This addresses shop cameras, not street-level government surveillance that would be accessible for 10+ years and is trivially addressable by the time and location of the transaction.
Probably, but doing it correctly would require a whole different type of opsec expertise that should not realistically be expected from someone who is getting their security tips from The Intercept.
Just a hunch, but I would guess that a poor disguise would be more suspicious than no disguise. If I was a shopkeeper and government agents came to me asking if I remembered anyone suspicious in the past month, I'd probably recall the guy with the obviously fake mustache and prosthetics.
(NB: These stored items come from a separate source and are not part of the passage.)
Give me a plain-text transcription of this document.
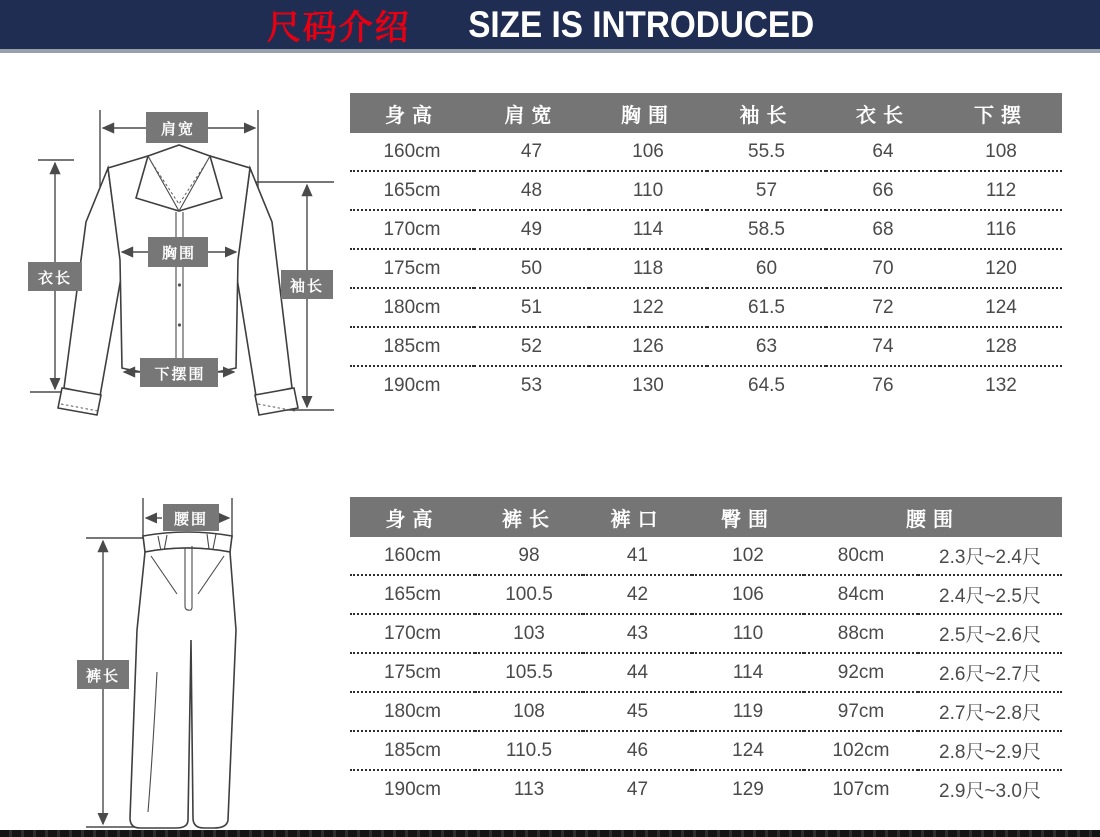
尺码介绍 SIZE IS INTRODUCED
肩宽
胸围
下摆围
衣长	袖长
腰围
裤长
身高	肩宽	胸围	袖长	衣长	下摆
160cm	47	106	55.5	64	108
165cm	48	110	57	66	112
170cm	49	114	58.5	68	116
175cm	50	118	60	70	120
180cm	51	122	61.5	72	124
185cm	52	126	63	74	128
190cm	53	130	64.5	76	132
身高	裤长	裤口	臀围	腰围	
160cm	98	41	102	80cm	2.3尺~2.4尺
165cm	100.5	42	106	84cm	2.4尺~2.5尺
170cm	103	43	110	88cm	2.5尺~2.6尺
175cm	105.5	44	114	92cm	2.6尺~2.7尺
180cm	108	45	119	97cm	2.7尺~2.8尺
185cm	110.5	46	124	102cm	2.8尺~2.9尺
190cm	113	47	129	107cm	2.9尺~3.0尺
On the other hand, an effective disguise can be trivial: enter a store dressed a certain way, make purchase, exit dressed significantly different. Reversible jacket, headgear swap and glasses can go a long way, in a crowd under low-res cameras.
This is the solution, right? You get someone else to buy the phone for you. This necessarily will practically speaking be probably be someone who knows you, but it adds a layer of indirection.
The unregulated pharmaceuticals distribution market relies on burner phones and seems pretty solid despite effectively continuous attempts to conduct surveillance on them.
Perhaps not something insanely obvious like Grouch Marx moustache and glasses, but more subtle? I'm not really very well aware of how advanced face recognition, etc. is at this point in time though. But I'd guess anyone who cares enough about opsec to go through this process might also be decent at passable disguise techniques.